Updated: December 2015
 
 

Troubleshooting Hardware Faults Using Oracle ILOM

This section provides a troubleshooting procedure that you can use to investigate server hardware faults and, if necessary, prepare the server for service

When a server hardware fault event occurs the system lights the Service Action Required indicator and captures the event in the system event log (SEL). If you have set up notification through Oracle ILOM, you also receive an alert through the notification method you chose. When you become aware of a hardware fault, you should address it immediately.

  1. Log in to the server SP Oracle ILOM web interface.

    Open a browser and enter the IP address of the server SP. At the login screen, type a user name (with administrator privileges) and password. The Summary screen appears.

    The Status section of the Summary screen provides information about the server subsystems, including:

    • Processors

    • Memory

    • Power

    • Cooling

    • Storage

    • Networking

    • I/O Modules

  2. In the Status section of the summary screen, identify the server subsystem that requires service.
    image:A screen capture showing the Oracle ILOM Status screen.

    In the above example, the Status screen shows that the Memory subsystem requires service. This indicates that a hardware component within the subsystem is in a fault state.

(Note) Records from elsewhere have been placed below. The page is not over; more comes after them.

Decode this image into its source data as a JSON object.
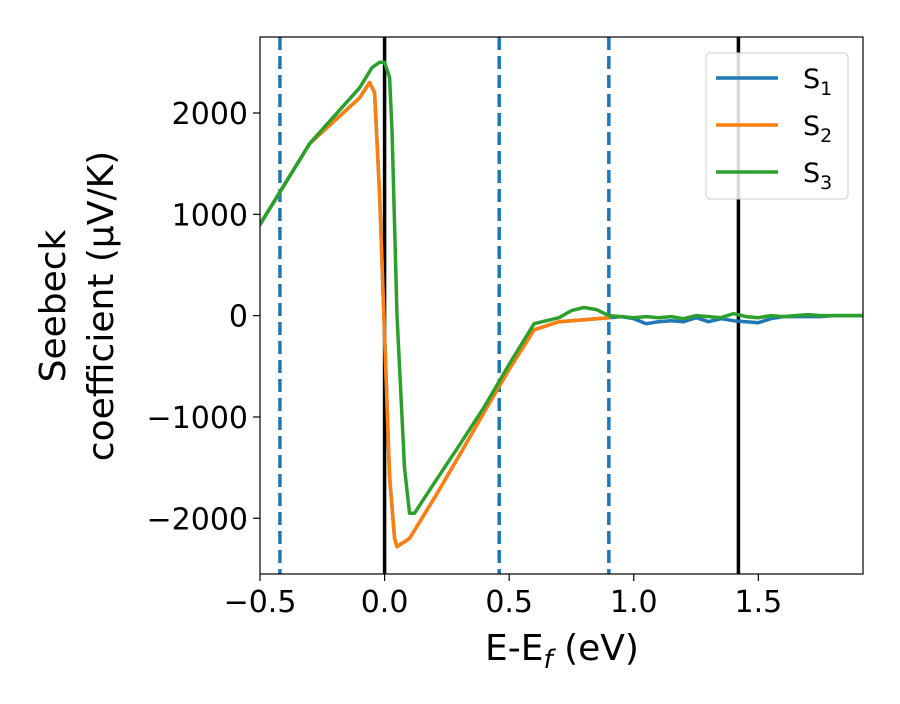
{
  "chart_data": {
    "type": "line",
    "title": "",
    "xlabel": "E-E",
    "xlabel_sub": "f",
    "xlabel_unit": " (eV)",
    "ylabel_line1": "Seebeck",
    "ylabel_line2": "coefficient  (μV/K)",
    "xlim": [
      -0.5,
      1.92
    ],
    "ylim": [
      -2550,
      2750
    ],
    "xticks": [
      -0.5,
      0.0,
      0.5,
      1.0,
      1.5
    ],
    "xtick_labels": [
      "−0.5",
      "0.0",
      "0.5",
      "1.0",
      "1.5"
    ],
    "yticks": [
      -2000,
      -1000,
      0,
      1000,
      2000
    ],
    "ytick_labels": [
      "−2000",
      "−1000",
      "0",
      "1000",
      "2000"
    ],
    "grid": false,
    "legend_position": "top-right",
    "vertical_lines": [
      {
        "x": -0.42,
        "style": "dashed",
        "color": "#1f77b4"
      },
      {
        "x": 0.0,
        "style": "solid",
        "color": "#000000"
      },
      {
        "x": 0.46,
        "style": "dashed",
        "color": "#1f77b4"
      },
      {
        "x": 0.9,
        "style": "dashed",
        "color": "#1f77b4"
      },
      {
        "x": 1.42,
        "style": "solid",
        "color": "#000000"
      }
    ],
    "series": [
      {
        "name": "S",
        "sub": "1",
        "color": "#1f77b4",
        "x": [
          -0.5,
          -0.3,
          -0.1,
          -0.06,
          -0.04,
          -0.02,
          0.0,
          0.02,
          0.04,
          0.05,
          0.1,
          0.2,
          0.3,
          0.4,
          0.5,
          0.6,
          0.7,
          0.8,
          0.85,
          0.9,
          0.95,
          1.0,
          1.05,
          1.1,
          1.15,
          1.2,
          1.25,
          1.3,
          1.35,
          1.4,
          1.45,
          1.5,
          1.55,
          1.6,
          1.65,
          1.7,
          1.75,
          1.8,
          1.85,
          1.92
        ],
        "y": [
          900,
          1700,
          2150,
          2300,
          2200,
          1200,
          -200,
          -1600,
          -2200,
          -2280,
          -2200,
          -1800,
          -1380,
          -950,
          -530,
          -140,
          -60,
          -40,
          -30,
          -20,
          -10,
          -30,
          -80,
          -60,
          -50,
          -60,
          -20,
          -60,
          -30,
          -50,
          -60,
          -70,
          -30,
          -10,
          -10,
          -10,
          -10,
          0,
          0,
          0
        ]
      },
      {
        "name": "S",
        "sub": "2",
        "color": "#ff7f0e",
        "x": [
          -0.5,
          -0.3,
          -0.1,
          -0.06,
          -0.04,
          -0.02,
          0.0,
          0.02,
          0.04,
          0.05,
          0.1,
          0.2,
          0.3,
          0.4,
          0.5,
          0.6,
          0.7,
          0.8,
          0.85,
          0.9
        ],
        "y": [
          900,
          1700,
          2150,
          2300,
          2200,
          1200,
          -200,
          -1600,
          -2200,
          -2280,
          -2200,
          -1800,
          -1380,
          -950,
          -530,
          -140,
          -60,
          -40,
          -30,
          -20
        ]
      },
      {
        "name": "S",
        "sub": "3",
        "color": "#2ca02c",
        "x": [
          -0.5,
          -0.3,
          -0.1,
          -0.05,
          -0.02,
          0.0,
          0.02,
          0.03,
          0.05,
          0.08,
          0.1,
          0.12,
          0.2,
          0.3,
          0.4,
          0.5,
          0.6,
          0.7,
          0.75,
          0.8,
          0.85,
          0.9,
          0.95,
          1.0,
          1.05,
          1.1,
          1.15,
          1.2,
          1.25,
          1.3,
          1.35,
          1.4,
          1.45,
          1.5,
          1.55,
          1.6,
          1.65,
          1.7,
          1.75,
          1.8,
          1.85,
          1.92
        ],
        "y": [
          900,
          1700,
          2250,
          2450,
          2500,
          2500,
          2350,
          1800,
          0,
          -1500,
          -1950,
          -1950,
          -1650,
          -1280,
          -900,
          -480,
          -80,
          -20,
          50,
          80,
          60,
          0,
          -10,
          -20,
          -10,
          -20,
          -10,
          -30,
          0,
          -10,
          -20,
          20,
          -10,
          -20,
          0,
          -10,
          0,
          10,
          0,
          0,
          0,
          0
        ]
      }
    ]
  }
}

  3. To identify the component, click on the subsystem name.

    The subsystem screen appears.


    image:A screen capture of the Oracle ILOM Processors screen.

    The above example shows the processor information screen and indicates that CPU 0 has a problem.

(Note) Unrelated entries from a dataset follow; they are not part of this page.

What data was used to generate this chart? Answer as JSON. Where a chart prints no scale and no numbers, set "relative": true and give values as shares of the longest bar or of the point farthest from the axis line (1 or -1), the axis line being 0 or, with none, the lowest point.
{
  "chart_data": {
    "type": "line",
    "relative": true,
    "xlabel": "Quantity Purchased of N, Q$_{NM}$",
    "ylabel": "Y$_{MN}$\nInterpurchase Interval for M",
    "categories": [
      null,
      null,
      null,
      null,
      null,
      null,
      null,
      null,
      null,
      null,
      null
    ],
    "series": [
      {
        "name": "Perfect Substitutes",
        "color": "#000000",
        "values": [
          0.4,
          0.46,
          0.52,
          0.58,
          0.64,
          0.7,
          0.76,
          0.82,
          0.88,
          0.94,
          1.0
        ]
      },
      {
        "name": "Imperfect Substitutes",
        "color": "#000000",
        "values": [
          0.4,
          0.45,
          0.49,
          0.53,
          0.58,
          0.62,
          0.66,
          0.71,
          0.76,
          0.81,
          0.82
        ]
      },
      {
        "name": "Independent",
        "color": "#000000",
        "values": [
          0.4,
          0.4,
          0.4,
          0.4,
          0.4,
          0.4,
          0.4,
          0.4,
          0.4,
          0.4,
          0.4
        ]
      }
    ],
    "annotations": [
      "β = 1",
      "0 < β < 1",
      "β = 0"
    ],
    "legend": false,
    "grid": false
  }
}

  4. To get more information, click one of the Open Problems links.

    The Open Problems screen provides detailed information, such as the time the event occurred, the component and subsystem name, and a description of the issue. It also includes a link to a KnowledgeBase article.


    Tip  -  The System Log provides a chronological list of all the system events and faults that have occurred since the log was last reset and includes additional information, such as severity levels and error counts. The System Log also includes information on devices not reported in the Subsystem Summary screen. To access it, click the System Log link.

    In this example, the hardware fault with DIMM 8 of CPU 0 requires local/physical access to the server.

  5. Before going to the server, review the server Product Notes document for information related to the issue or the component.

    The Product Notes document contains up-to-date information about the server, including hardware-related issues.

  6. To prepare the server for service.

    See Preparing to Service the Server.

  7. Service the component.

    Note -  After servicing the component, you might need to clear the fault in Oracle ILOM. For more information, refer the component service procedure.